Do Neural Network Weights account for Classes Centers?
This addresses a foundational problem in deep learning for researchers and practitioners by correcting a common empirical assumption that affects training stability, though it is incremental in nature.
The paper tackles the assumption that neural network weight vectors correspond to class centers in feature space, showing it is not always true and leads to training instability. They propose a specific symmetry condition that satisfies the assumption and resolves convergence issues, as demonstrated empirically.

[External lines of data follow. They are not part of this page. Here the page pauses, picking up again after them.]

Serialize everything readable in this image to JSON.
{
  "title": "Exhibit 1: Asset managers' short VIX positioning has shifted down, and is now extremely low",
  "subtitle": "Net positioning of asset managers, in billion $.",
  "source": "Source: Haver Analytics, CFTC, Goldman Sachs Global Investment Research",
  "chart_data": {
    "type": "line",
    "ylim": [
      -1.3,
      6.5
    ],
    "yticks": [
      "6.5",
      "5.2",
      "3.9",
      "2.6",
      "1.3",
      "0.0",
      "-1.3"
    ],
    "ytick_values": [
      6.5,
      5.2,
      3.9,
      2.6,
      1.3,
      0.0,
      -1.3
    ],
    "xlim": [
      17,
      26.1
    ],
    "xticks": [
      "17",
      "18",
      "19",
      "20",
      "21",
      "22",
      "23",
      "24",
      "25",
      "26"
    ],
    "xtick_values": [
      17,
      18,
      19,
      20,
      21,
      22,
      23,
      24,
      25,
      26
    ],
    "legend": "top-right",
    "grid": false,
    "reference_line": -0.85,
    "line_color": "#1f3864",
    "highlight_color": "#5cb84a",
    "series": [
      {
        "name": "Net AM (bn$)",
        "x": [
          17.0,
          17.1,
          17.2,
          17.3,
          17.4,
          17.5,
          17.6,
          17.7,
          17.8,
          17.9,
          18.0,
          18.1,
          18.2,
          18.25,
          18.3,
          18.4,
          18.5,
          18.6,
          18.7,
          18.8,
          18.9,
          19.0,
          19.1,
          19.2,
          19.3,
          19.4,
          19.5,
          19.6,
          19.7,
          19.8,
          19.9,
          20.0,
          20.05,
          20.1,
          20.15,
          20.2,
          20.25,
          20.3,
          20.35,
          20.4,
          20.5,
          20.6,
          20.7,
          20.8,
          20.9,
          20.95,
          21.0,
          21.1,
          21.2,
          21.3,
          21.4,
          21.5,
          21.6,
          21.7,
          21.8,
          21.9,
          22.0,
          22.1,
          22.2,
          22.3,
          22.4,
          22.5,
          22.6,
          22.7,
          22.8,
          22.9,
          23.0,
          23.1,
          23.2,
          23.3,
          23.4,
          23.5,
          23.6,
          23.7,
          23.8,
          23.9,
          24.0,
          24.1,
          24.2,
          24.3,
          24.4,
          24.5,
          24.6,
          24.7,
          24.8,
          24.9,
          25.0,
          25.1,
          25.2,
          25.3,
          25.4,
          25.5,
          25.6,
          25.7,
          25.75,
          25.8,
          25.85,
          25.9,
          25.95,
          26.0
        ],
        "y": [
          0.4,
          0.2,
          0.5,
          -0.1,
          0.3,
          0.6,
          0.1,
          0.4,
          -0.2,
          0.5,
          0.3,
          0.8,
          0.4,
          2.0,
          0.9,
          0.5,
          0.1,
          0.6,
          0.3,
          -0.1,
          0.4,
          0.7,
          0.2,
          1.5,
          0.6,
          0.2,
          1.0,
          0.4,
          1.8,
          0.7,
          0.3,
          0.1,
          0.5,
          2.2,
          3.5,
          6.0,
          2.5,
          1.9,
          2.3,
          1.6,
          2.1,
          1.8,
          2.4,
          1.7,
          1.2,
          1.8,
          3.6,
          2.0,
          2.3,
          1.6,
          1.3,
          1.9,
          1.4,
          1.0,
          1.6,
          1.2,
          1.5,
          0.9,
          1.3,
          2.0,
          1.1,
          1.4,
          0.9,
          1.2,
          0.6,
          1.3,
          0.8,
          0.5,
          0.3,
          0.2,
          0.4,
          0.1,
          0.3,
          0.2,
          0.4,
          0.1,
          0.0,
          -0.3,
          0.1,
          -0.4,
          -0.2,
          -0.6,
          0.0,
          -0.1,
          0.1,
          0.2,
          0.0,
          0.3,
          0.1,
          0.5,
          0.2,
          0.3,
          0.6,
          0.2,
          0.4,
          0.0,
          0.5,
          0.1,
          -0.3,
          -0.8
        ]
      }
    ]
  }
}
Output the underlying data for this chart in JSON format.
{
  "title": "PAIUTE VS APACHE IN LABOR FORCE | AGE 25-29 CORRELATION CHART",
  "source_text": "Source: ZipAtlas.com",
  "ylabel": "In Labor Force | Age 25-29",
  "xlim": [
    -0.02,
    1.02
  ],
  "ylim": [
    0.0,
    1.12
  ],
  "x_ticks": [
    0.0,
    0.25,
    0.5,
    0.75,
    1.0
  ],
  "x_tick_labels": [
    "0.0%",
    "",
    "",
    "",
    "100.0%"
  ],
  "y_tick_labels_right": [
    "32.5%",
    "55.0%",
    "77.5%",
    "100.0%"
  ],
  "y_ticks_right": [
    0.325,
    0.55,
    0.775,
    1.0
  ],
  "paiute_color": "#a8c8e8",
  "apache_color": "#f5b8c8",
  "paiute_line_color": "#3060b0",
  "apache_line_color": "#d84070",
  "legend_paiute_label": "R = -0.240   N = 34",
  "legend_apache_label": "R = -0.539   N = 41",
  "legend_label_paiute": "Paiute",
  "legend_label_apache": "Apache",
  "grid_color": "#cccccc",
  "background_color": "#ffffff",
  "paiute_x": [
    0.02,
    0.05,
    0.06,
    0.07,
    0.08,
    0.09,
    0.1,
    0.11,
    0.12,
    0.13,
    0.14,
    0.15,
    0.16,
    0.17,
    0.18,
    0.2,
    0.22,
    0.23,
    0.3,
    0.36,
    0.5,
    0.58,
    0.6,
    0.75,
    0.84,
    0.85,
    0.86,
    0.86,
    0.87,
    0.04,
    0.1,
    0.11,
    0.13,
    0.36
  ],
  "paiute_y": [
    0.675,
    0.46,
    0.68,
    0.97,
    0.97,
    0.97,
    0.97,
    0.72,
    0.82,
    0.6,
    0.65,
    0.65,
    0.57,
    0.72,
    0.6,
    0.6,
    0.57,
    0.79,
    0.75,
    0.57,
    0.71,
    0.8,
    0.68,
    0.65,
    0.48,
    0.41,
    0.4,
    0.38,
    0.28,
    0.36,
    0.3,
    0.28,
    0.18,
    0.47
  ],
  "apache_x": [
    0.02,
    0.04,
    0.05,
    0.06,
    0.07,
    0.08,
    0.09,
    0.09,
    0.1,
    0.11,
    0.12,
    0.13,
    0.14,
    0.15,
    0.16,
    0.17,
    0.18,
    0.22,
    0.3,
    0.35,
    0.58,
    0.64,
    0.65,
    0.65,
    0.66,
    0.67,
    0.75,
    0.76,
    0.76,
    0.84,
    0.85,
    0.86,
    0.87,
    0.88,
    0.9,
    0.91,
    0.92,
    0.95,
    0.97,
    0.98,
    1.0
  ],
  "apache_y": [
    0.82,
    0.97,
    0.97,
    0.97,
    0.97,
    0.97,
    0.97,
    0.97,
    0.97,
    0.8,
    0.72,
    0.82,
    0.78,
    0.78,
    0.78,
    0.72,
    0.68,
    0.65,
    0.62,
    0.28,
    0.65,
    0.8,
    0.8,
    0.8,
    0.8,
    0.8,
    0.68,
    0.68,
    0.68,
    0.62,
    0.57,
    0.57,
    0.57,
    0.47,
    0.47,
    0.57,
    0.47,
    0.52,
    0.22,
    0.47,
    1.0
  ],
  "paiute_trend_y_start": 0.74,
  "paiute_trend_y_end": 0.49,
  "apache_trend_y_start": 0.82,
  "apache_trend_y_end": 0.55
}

The exploitation of Deep Neural Networks (DNNs) as descriptors in feature learning challenges enjoys apparent popularity over the past few years. The above tendency focuses on the development of effective loss functions that ensure both high feature discrimination among different classes, as well as low geodesic distance between the feature vectors of a given class. The vast majority of the contemporary works rely their formulation on an empirical assumption about the feature space of a network's last hidden layer, claiming that the weight vector of a class accounts for its geometrical center in the studied space. The paper at hand follows a theoretical approach and indicates that the aforementioned hypothesis is not exclusively met. This fact raises stability issues regarding the training procedure of a DNN, as shown in our experimental study. Consequently, a specific symmetry is proposed and studied both analytically and empirically that satisfies the above assumption, addressing the established convergence issues.